Re: [jibx-users] (Un)MarshallingContext bad performance

Francois Valdy Wed, 29 Aug 2007 00:03:27 -0700

Hi Dennis,

Same here, feedback inlined ;-)
Thanks your your answer.


Francois.

On 8/29/07, Dennis Sosnoski <[EMAIL PROTECTED]> wrote:
> Hi Francois,
>
> Thanks for these interesting observations! Detailed responses inline.
>
>  - Dennis
>
> Dennis M. Sosnoski
> SOA and Web Services in Java
> Training and Consulting
> http://www.sosnoski.com - http://www.sosnoski.co.nz
> Seattle, WA +1-425-939-0576 - Wellington, NZ +64-4-298-6117
>
>
>
> Francois Valdy wrote:
> > Hi,
> >
> > Performance of MarshallingContext and its unmarshalling friend are
> > really poor compared to the effort done on the rest of JIBX.
> > It's not noticeable for large objects, but for small ones, between 50%
> > and 75% of the marsh/unmarsh time is taken by those classes.
> >
>
> I think it's better to optimize for large objects/documents rather than
> small ones, but agree that ideally we'll have great performance for both.
>

I do want both, I have small (20 chars) and large (1Mo) XML objects in
the same application, be sure I checked any tradeoff of my
suggestions.
(except namespaces, which I do not use)

> > Marshalling:
> > loadClass result should be cached in an array inside the factory
> > (shared cache between MarshallingContext).
> >
>
> This would involve using synchronization, which can be a real issue in
> multithreading systems (especially multiprocessor ones).

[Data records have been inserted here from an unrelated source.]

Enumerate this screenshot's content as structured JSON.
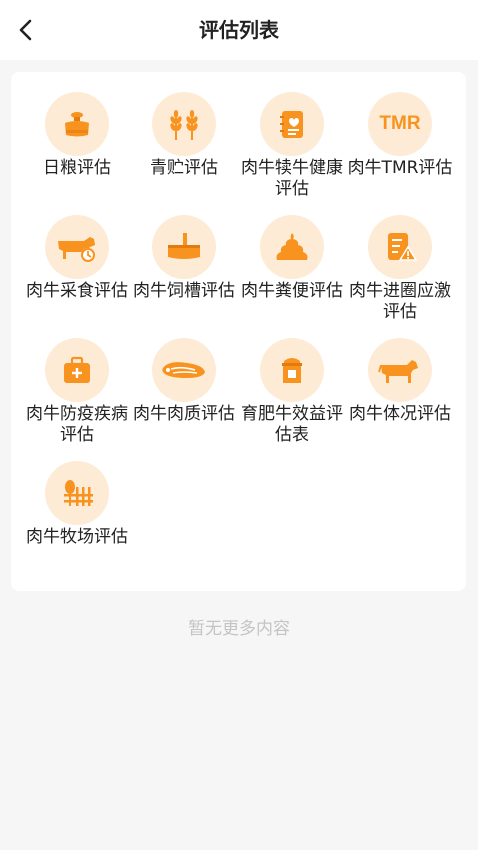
{
  "header": {
    "title": "评估列表"
  },
  "items": [
    {
      "label": "日粮评估",
      "icon": "grain-sack-icon"
    },
    {
      "label": "青贮评估",
      "icon": "wheat-icon"
    },
    {
      "label": "肉牛犊牛健康评估",
      "icon": "notebook-heart-icon"
    },
    {
      "label": "肉牛TMR评估",
      "icon": "tmr-icon",
      "icon_text": "TMR"
    },
    {
      "label": "肉牛采食评估",
      "icon": "cow-clock-icon"
    },
    {
      "label": "肉牛饲槽评估",
      "icon": "feed-trough-icon"
    },
    {
      "label": "肉牛粪便评估",
      "icon": "manure-icon"
    },
    {
      "label": "肉牛进圈应激评估",
      "icon": "checklist-warning-icon"
    },
    {
      "label": "肉牛防疫疾病评估",
      "icon": "medical-kit-icon"
    },
    {
      "label": "肉牛肉质评估",
      "icon": "meat-icon"
    },
    {
      "label": "育肥牛效益评估表",
      "icon": "feed-bin-icon"
    },
    {
      "label": "肉牛体况评估",
      "icon": "cow-icon"
    },
    {
      "label": "肉牛牧场评估",
      "icon": "ranch-fence-icon"
    }
  ],
  "footer": {
    "empty_text": "暂无更多内容"
  },
  "colors": {
    "accent": "#f7931e",
    "icon_bg": "#fdebd6"
  }
}
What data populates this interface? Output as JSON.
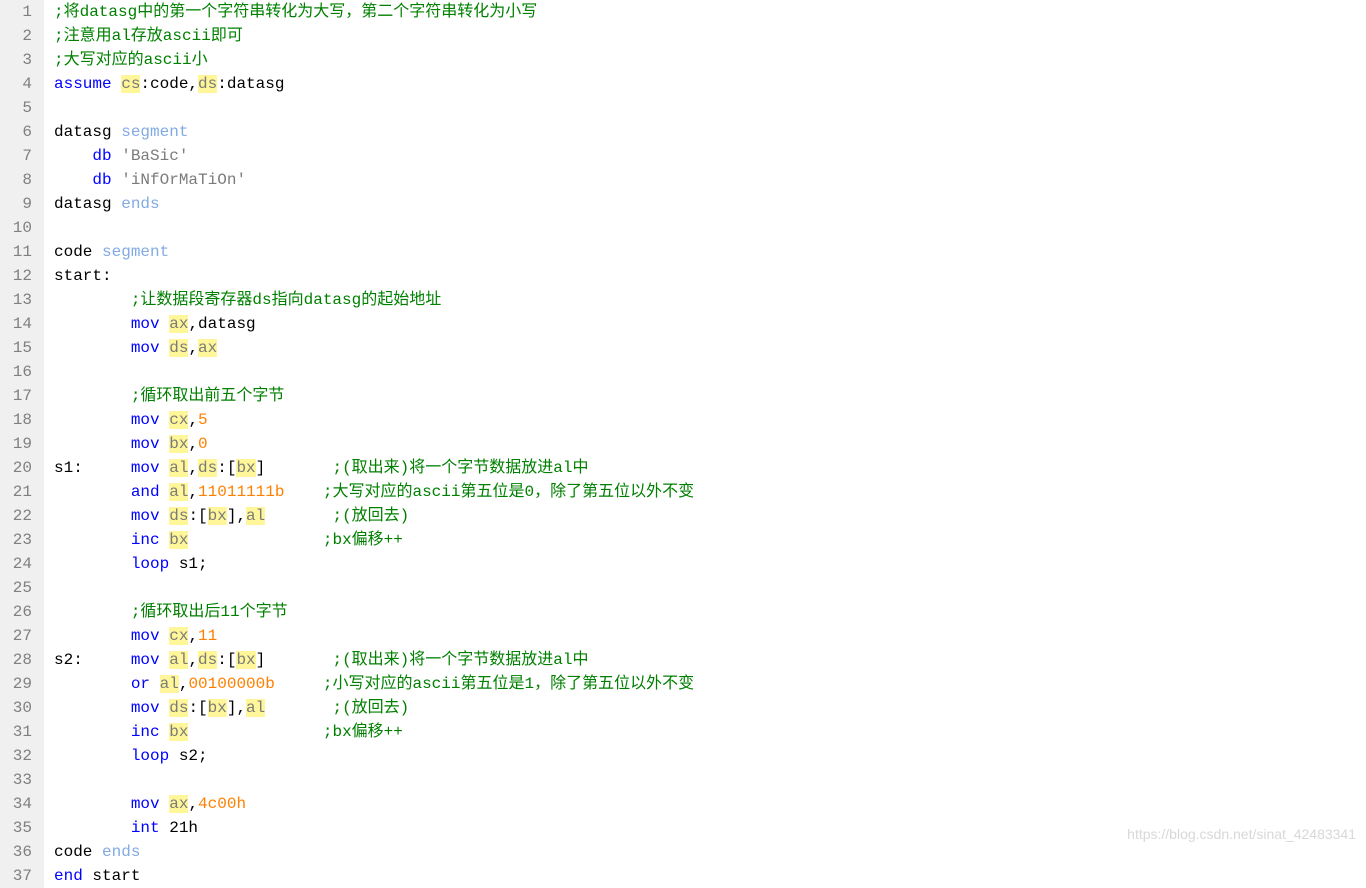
{
  "watermark": "https://blog.csdn.net/sinat_42483341",
  "lines": [
    {
      "n": 1,
      "html": "<span class='comment'>;将datasg中的第一个字符串转化为大写，第二个字符串转化为小写</span>"
    },
    {
      "n": 2,
      "html": "<span class='comment'>;注意用al存放ascii即可</span>"
    },
    {
      "n": 3,
      "html": "<span class='comment'>;大写对应的ascii小</span>"
    },
    {
      "n": 4,
      "html": "<span class='kw-blue'>assume</span> <span class='reg-gray'>cs</span>:code,<span class='reg-gray'>ds</span>:datasg"
    },
    {
      "n": 5,
      "html": ""
    },
    {
      "n": 6,
      "html": "datasg <span class='ident-blue'>segment</span>"
    },
    {
      "n": 7,
      "html": "    <span class='kw-blue'>db</span> <span class='str'>'BaSic'</span>"
    },
    {
      "n": 8,
      "html": "    <span class='kw-blue'>db</span> <span class='str'>'iNfOrMaTiOn'</span>"
    },
    {
      "n": 9,
      "html": "datasg <span class='ident-blue'>ends</span>"
    },
    {
      "n": 10,
      "html": ""
    },
    {
      "n": 11,
      "html": "code <span class='ident-blue'>segment</span>"
    },
    {
      "n": 12,
      "html": "start:"
    },
    {
      "n": 13,
      "html": "        <span class='comment'>;让数据段寄存器ds指向datasg的起始地址</span>"
    },
    {
      "n": 14,
      "html": "        <span class='kw-blue'>mov</span> <span class='reg-gray'>ax</span>,datasg"
    },
    {
      "n": 15,
      "html": "        <span class='kw-blue'>mov</span> <span class='reg-gray'>ds</span>,<span class='reg-gray'>ax</span>"
    },
    {
      "n": 16,
      "html": ""
    },
    {
      "n": 17,
      "html": "        <span class='comment'>;循环取出前五个字节</span>"
    },
    {
      "n": 18,
      "html": "        <span class='kw-blue'>mov</span> <span class='reg-gray'>cx</span>,<span class='num-orange'>5</span>"
    },
    {
      "n": 19,
      "html": "        <span class='kw-blue'>mov</span> <span class='reg-gray'>bx</span>,<span class='num-orange'>0</span>"
    },
    {
      "n": 20,
      "html": "s1:     <span class='kw-blue'>mov</span> <span class='reg-gray'>al</span>,<span class='reg-gray'>ds</span>:[<span class='reg-gray'>bx</span>]       <span class='comment'>;(取出来)将一个字节数据放进al中</span>"
    },
    {
      "n": 21,
      "html": "        <span class='kw-blue'>and</span> <span class='reg-gray'>al</span>,<span class='num-orange'>11011111b</span>    <span class='comment'>;大写对应的ascii第五位是0，除了第五位以外不变</span>"
    },
    {
      "n": 22,
      "html": "        <span class='kw-blue'>mov</span> <span class='reg-gray'>ds</span>:[<span class='reg-gray'>bx</span>],<span class='reg-gray'>al</span>       <span class='comment'>;(放回去)</span>"
    },
    {
      "n": 23,
      "html": "        <span class='kw-blue'>inc</span> <span class='reg-gray'>bx</span>              <span class='comment'>;bx偏移++</span>"
    },
    {
      "n": 24,
      "html": "        <span class='kw-blue'>loop</span> s1;"
    },
    {
      "n": 25,
      "html": ""
    },
    {
      "n": 26,
      "html": "        <span class='comment'>;循环取出后11个字节</span>"
    },
    {
      "n": 27,
      "html": "        <span class='kw-blue'>mov</span> <span class='reg-gray'>cx</span>,<span class='num-orange'>11</span>"
    },
    {
      "n": 28,
      "html": "s2:     <span class='kw-blue'>mov</span> <span class='reg-gray'>al</span>,<span class='reg-gray'>ds</span>:[<span class='reg-gray'>bx</span>]       <span class='comment'>;(取出来)将一个字节数据放进al中</span>"
    },
    {
      "n": 29,
      "html": "        <span class='kw-blue'>or</span> <span class='reg-gray'>al</span>,<span class='num-orange'>00100000b</span>     <span class='comment'>;小写对应的ascii第五位是1，除了第五位以外不变</span>"
    },
    {
      "n": 30,
      "html": "        <span class='kw-blue'>mov</span> <span class='reg-gray'>ds</span>:[<span class='reg-gray'>bx</span>],<span class='reg-gray'>al</span>       <span class='comment'>;(放回去)</span>"
    },
    {
      "n": 31,
      "html": "        <span class='kw-blue'>inc</span> <span class='reg-gray'>bx</span>              <span class='comment'>;bx偏移++</span>"
    },
    {
      "n": 32,
      "html": "        <span class='kw-blue'>loop</span> s2;"
    },
    {
      "n": 33,
      "html": ""
    },
    {
      "n": 34,
      "html": "        <span class='kw-blue'>mov</span> <span class='reg-gray'>ax</span>,<span class='num-orange'>4c00h</span>"
    },
    {
      "n": 35,
      "html": "        <span class='kw-blue'>int</span> 21h"
    },
    {
      "n": 36,
      "html": "code <span class='ident-blue'>ends</span>"
    },
    {
      "n": 37,
      "html": "<span class='kw-blue'>end</span> start"
    }
  ]
}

Still, there'd
> also have to be synchronization at some level within the classloader
> checking loaded classes. It'd be interesting to check the actual
> performance tradeoffs on this.
>

This Class object array doesn't need any synchronization, if the Class
is on the index use it, if it's not, look it up. 2 threads
simultaneously setting the value on this cache is not an issue either.
So no added sync here (and you're right saying sync is already at
classloader level, actually I'm avoiding the classloader sync with
this array cache).

> Alternatively, it'd be possible for the factory to create the array of
> classes in its initialization. That way synchronization would not be
> needed for accessing the array - but it does mean there'd be a
> considerably startup overhead to load *all* the marshaller/unmarshaller
> classes defined in the binding, even though most of them may never be
> used for the actual documents in use. I suppose it would be possible to
> use a binding definition flag to say you want to preload the classes, so
> that users could control the behavior.
>
> The worst case for the current code is going to be when the first
> attempt to load the class fails. This throws an exception, due to the
> idiotic hold-over from when there was only one classloader, and the
> exception will be a severe performance hit. Do you know if this is
> what's happening in your tests?
>

The factory does create the array, but only with nulls, that's sufficient.
Moreover, you don't know if the class can be loaded with the factory
classloader (or with any of the two others).
The cache is only used in that first case, but do not prevent backward
compatible usages (although they do not benefit from this cache).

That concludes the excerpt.